Back in April, I wrote how Ireland’s housing crash, whereby values had fallen by over 50% peak-to-trough, was reportedly the biggest property crash on record, wiping-out an estimated €257bn inequity (see below chart).
Finally, after six years of pain, reports are now emerging of a pronounced pick-up in housing activity and prices in Dublin – albeit from a low base – suggesting the Irish housing market might finally be on the road to recovery. From Reuters:
While prices began to rise again annually in June, some urban pockets are driving the recovery, with properties in Dublin being sold for 8 percent more than a year ago and higher still in affluent areas where 30-somethings outbid one another.
Having built the wrong stock in the wrong places during the boom – huge apartment complexes and out of town housing estates – there is now a big lack of supply in the capital and need for a battered construction sector to take the heat out of prices that some estate agents say are rising by 1 percent a month.
“There’s an element of craziness creeping back into it where people are getting frantic,” said Scott, a 37-year-old father of two young children, after wading through the crowds to view a four-bedroom, semi-detached house in leafy south county Dublin.
“Friends of mine have bought and gotten into bidding wars. It feels like the olden days; it’s kind of wrong.”
It is families like Scott’s, among the 305,000 households living in rented accommodation – twice more than five years ago – that are primarily behind the surge in demand, having waited patiently for prices to find a floor.

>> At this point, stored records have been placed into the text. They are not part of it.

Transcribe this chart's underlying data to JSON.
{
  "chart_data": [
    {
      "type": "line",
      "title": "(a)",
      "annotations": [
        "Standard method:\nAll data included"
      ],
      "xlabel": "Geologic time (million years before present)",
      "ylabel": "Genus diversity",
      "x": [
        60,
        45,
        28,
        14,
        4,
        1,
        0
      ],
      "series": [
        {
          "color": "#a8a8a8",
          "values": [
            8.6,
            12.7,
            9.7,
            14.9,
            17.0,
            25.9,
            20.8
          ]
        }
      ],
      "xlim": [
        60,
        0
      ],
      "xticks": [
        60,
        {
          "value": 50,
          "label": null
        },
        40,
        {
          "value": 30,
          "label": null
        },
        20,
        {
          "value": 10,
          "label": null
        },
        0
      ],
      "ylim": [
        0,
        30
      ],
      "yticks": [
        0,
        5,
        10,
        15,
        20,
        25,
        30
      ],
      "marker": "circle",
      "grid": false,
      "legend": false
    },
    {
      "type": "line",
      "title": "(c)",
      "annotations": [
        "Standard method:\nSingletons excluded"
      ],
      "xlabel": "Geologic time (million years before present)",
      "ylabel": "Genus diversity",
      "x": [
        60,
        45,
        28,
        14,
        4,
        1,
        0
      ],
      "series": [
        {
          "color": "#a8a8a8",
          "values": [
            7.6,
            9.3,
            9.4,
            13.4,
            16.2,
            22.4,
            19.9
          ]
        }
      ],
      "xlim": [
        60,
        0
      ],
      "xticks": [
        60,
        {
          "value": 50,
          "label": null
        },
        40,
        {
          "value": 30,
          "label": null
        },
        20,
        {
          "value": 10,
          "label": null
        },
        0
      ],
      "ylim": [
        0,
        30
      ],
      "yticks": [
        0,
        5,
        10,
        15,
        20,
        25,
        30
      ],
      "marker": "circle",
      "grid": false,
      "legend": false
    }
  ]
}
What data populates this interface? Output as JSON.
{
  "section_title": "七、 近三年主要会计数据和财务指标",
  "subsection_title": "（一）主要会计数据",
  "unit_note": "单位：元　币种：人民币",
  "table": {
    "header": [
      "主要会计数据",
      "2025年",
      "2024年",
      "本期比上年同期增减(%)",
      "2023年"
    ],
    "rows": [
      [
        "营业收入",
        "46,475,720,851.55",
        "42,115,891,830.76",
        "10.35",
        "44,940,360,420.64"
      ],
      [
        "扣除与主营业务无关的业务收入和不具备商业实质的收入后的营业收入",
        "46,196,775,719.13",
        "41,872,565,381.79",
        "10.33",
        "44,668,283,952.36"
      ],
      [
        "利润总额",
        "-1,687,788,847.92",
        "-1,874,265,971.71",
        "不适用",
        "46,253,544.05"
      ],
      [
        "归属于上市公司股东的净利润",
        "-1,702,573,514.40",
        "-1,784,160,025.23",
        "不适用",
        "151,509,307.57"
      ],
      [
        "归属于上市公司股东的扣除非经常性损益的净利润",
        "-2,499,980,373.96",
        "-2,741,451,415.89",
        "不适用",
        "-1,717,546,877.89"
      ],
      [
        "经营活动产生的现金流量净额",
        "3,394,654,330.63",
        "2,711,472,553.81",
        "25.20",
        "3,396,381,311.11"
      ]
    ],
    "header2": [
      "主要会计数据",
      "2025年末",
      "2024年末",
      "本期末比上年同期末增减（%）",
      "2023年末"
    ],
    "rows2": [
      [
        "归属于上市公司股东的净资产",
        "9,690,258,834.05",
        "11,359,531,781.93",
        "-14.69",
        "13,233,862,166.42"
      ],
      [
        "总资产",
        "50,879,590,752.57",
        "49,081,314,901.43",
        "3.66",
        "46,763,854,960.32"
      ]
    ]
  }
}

But the dearth of supply means the level of transactions has barely risen, and with cash buyers snapping up every second home, only one in every two mortgages approved are being drawn down, keeping Ireland’s stricken banks from reaping the benefits…

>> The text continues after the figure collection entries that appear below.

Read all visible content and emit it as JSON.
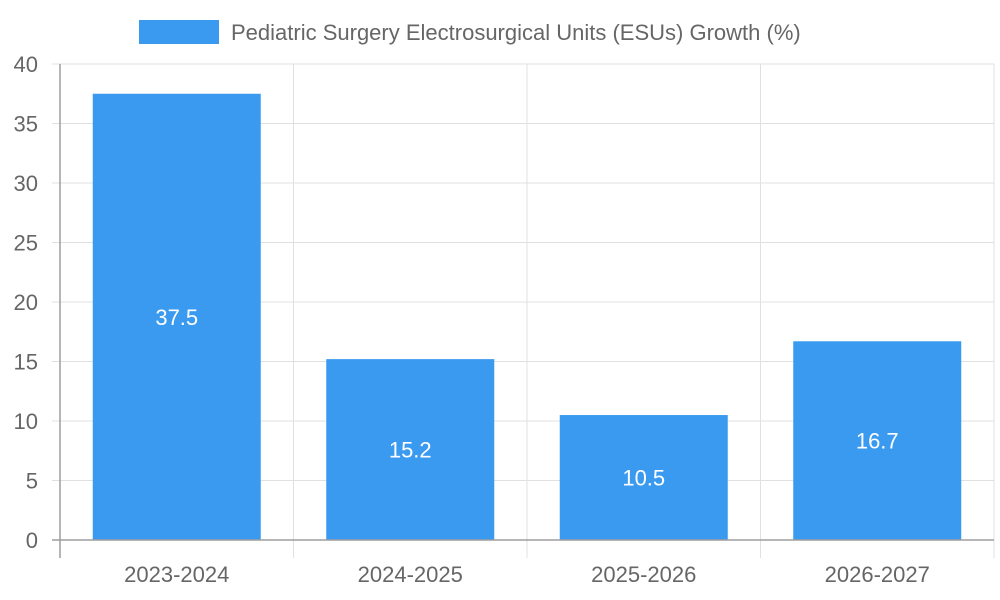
{
  "chart_data": {
    "type": "bar",
    "title": "",
    "xlabel": "",
    "ylabel": "",
    "categories": [
      "2023-2024",
      "2024-2025",
      "2025-2026",
      "2026-2027"
    ],
    "series": [
      {
        "name": "Pediatric Surgery Electrosurgical Units (ESUs) Growth (%)",
        "values": [
          37.5,
          15.2,
          10.5,
          16.7
        ],
        "color": "#3a9af0"
      }
    ],
    "ylim": [
      0,
      40
    ],
    "yticks": [
      0,
      5,
      10,
      15,
      20,
      25,
      30,
      35,
      40
    ],
    "grid": true,
    "legend_position": "top-center",
    "data_labels": [
      "37.5",
      "15.2",
      "10.5",
      "16.7"
    ]
  },
  "colors": {
    "bar": "#3a9af0",
    "grid": "#e0e0e0",
    "axis": "#9e9e9e",
    "text": "#666666",
    "label": "#ffffff"
  }
}
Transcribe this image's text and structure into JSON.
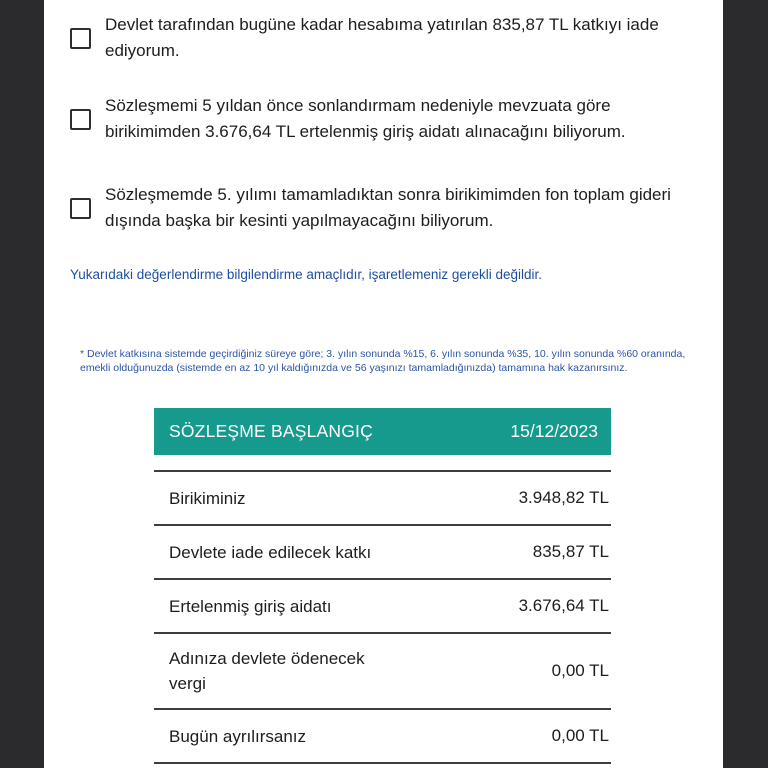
{
  "checkboxes": [
    {
      "label": "Devlet tarafından bugüne kadar hesabıma yatırılan 835,87 TL katkıyı iade ediyorum.",
      "checked": false
    },
    {
      "label": "Sözleşmemi 5 yıldan önce sonlandırmam nedeniyle mevzuata göre birikimimden 3.676,64 TL ertelenmiş giriş aidatı alınacağını biliyorum.",
      "checked": false
    },
    {
      "label": "Sözleşmemde 5. yılımı tamamladıktan sonra birikimimden fon toplam gideri dışında başka bir kesinti yapılmayacağını biliyorum.",
      "checked": false
    }
  ],
  "note": "Yukarıdaki değerlendirme bilgilendirme amaçlıdır, işaretlemeniz gerekli değildir.",
  "footnote": "* Devlet katkısına sistemde geçirdiğiniz süreye göre; 3. yılın sonunda %15, 6. yılın sonunda %35, 10. yılın sonunda %60 oranında, emekli olduğunuzda (sistemde en az 10 yıl kaldığınızda ve 56 yaşınızı tamamladığınızda) tamamına hak kazanırsınız.",
  "table": {
    "header": {
      "title": "SÖZLEŞME BAŞLANGIÇ",
      "date": "15/12/2023"
    },
    "rows": [
      {
        "label": "Birikiminiz",
        "value": "3.948,82 TL"
      },
      {
        "label": "Devlete iade edilecek katkı",
        "value": "835,87 TL"
      },
      {
        "label": "Ertelenmiş giriş aidatı",
        "value": "3.676,64 TL"
      },
      {
        "label": "Adınıza devlete ödenecek vergi",
        "value": "0,00 TL"
      },
      {
        "label": "Bugün ayrılırsanız",
        "value": "0,00 TL"
      }
    ]
  },
  "colors": {
    "accent_teal": "#179a8e",
    "note_blue": "#1e4f9f",
    "footnote_blue": "#2a55a8",
    "viewer_background": "#2b2b2d",
    "separator": "#3d3d3d"
  }
}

The CEO of building and home improvement supplier Grafton, however, said it was time to start building again now the “green seeds” of recovery were sprouting.
There are some signs of life among smaller players, too, according to estate agents who have begun to field inquiries into Greenfield sites for the first time since the crash.
“Developers have suddenly realised that there is a shortage of good quality houses in certain areas, so there has been a very strong focus on people looking for development land,” said Michael Grehan, head of residential property at estate agents Sherry FitzGerald.
Clearly, it’s only early days, and the Irish economy remains in recession. But at least its housing market looks to have bottomed, which augers well for a recovery.